A Publication of WTVP

Any business or organization that owns and operates buildings has a great opportunity to realize savings.

Today’s business climate is one that can keep business owners and managers up at night, searching for any long-term opportunity to decrease costs. This challenge can be exhausting in the attempt to avoid reducing hours/benefits or lowering rates/prices.

However, there are opportunities to reduce the cost of doing business that often go overlooked. From small retail businesses to large business offices to global corporations—not to mention public-sector institutions, or any organization that owns a facility—most think about energy expenses either once a month when they pay their utility bill (as a matter of course and habit), or by utilizing energy-efficient products and processes (e.g., LED lighting, automated entry-exit lighting systems, HVAC system improvements, automatic setback thermostats and numerous other options).

Central Illinois pays comparatively inexpensive rates for energy (electricity and natural gas), driven by the abundance and lower production costs of coal, as well as the lack of a mandatory Renewable Portfolio Standard. In neighboring states, higher energy rates provide considerable incentives to move toward newer energy technologies. Given today’s restrictions on coal and environmental interests, coal will likely become the raw material of last resort for energy suppliers here and across America. But there is enthusiasm and hope when it comes to new technologies related to energy production.

Solar, wind, geothermal and battery-storage technologies have all improved in ways that few might have guessed just a few years ago—and they continue to advance in terms of the costs to produce, ability to install, efficiencies, product affordability and payback.

Moreover, the means to take the energy captured or produced at an owner’s site and integrate it into an electric system behind the meter—or entering into a power purchase agreement utilizing the larger distribution and transmission system—has likewise improved. This allows owners to utilize alternative technologies to generate energy at their sites or purchase renewable energy from off-site generation facilities and feed it directly into their building infrastructure, in tandem with the traditional energy transmission system.

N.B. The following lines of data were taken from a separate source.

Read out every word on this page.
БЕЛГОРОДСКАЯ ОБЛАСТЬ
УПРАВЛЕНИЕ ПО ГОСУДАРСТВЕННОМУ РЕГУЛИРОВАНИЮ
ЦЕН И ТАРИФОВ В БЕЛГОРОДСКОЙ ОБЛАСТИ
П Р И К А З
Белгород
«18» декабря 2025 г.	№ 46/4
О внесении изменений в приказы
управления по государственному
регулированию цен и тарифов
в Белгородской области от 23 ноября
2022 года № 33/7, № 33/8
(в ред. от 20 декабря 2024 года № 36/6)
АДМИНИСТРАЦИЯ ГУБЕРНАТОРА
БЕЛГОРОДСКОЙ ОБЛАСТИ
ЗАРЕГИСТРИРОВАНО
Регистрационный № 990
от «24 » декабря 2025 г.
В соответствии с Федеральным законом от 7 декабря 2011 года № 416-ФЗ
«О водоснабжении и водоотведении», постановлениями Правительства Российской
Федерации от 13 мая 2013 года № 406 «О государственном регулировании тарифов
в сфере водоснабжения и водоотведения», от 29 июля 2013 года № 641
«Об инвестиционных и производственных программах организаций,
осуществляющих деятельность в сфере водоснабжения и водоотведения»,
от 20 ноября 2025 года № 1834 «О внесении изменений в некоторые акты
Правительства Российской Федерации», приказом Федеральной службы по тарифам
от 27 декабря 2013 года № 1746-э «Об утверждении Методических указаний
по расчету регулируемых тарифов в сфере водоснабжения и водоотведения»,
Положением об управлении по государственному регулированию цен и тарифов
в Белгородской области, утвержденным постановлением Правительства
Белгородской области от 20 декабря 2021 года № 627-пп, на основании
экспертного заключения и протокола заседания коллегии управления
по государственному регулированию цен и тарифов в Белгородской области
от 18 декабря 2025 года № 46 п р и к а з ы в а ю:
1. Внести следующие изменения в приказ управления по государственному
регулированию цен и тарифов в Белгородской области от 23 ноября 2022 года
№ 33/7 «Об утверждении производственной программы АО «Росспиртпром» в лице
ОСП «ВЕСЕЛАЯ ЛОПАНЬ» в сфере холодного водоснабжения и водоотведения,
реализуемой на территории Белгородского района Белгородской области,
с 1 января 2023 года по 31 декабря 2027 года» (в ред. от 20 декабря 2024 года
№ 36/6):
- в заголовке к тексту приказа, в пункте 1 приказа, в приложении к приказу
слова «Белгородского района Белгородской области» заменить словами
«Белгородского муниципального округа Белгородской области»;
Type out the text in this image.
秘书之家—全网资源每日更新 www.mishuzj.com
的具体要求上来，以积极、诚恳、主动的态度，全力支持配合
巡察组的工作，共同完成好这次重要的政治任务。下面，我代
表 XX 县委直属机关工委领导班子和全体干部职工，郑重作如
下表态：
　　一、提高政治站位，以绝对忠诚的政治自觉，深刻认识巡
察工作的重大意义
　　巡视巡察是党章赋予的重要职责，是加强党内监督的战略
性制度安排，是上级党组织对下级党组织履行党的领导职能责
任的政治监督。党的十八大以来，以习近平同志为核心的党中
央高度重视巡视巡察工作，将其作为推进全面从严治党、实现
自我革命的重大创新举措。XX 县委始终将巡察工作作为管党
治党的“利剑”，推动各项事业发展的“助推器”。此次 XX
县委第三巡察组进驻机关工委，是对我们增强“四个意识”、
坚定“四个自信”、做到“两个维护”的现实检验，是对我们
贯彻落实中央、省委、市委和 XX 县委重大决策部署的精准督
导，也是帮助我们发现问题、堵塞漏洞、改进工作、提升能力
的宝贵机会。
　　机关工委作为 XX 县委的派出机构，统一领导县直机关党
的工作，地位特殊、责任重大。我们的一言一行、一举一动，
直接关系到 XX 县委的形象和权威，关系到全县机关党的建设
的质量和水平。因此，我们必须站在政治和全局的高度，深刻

These installations (solar, wind, et al.) can be financed over a number of years—and will continue to provide less expensive electric power for owners well beyond 20 years. The installed cost of solar, for example, has been dropping by seven to 12 percent each year for the last four years. This factor, coupled with numerous grants, rebates and other incentives, can provide payback periods of five to eight years or less on such systems. The efficiencies in energy production and reduction in energy costs can be further improved by taking advantage of numerous incentives from our local utility company for installing LED lighting, more energy-efficient HVAC systems, programmed thermostats, Energy Star appliances, and more.

To summarize: 1) on-site energy production technologies have become extremely efficient, functional and effective; 2) payback periods are getting shorter, while the reduction in energy costs is getting larger; and 3) there are many opportunities for financing from both private and public sources, including grants and rebates. Any business or organization that owns and operates buildings has a great opportunity to realize savings through these systems, with little to lose by exploring the options.

There are numerous examples of successful alternative-energy installations nearby, including: Farmington Central School District, Rankin Elementary School in Pekin, Children’s Discovery Museum in Normal, Elmwood High School and Fairbury’s Wastewater Treatment Facility. iBi

Steve Smith is Director of Business Development/Renewable Energy with Farnsworth Group, Inc.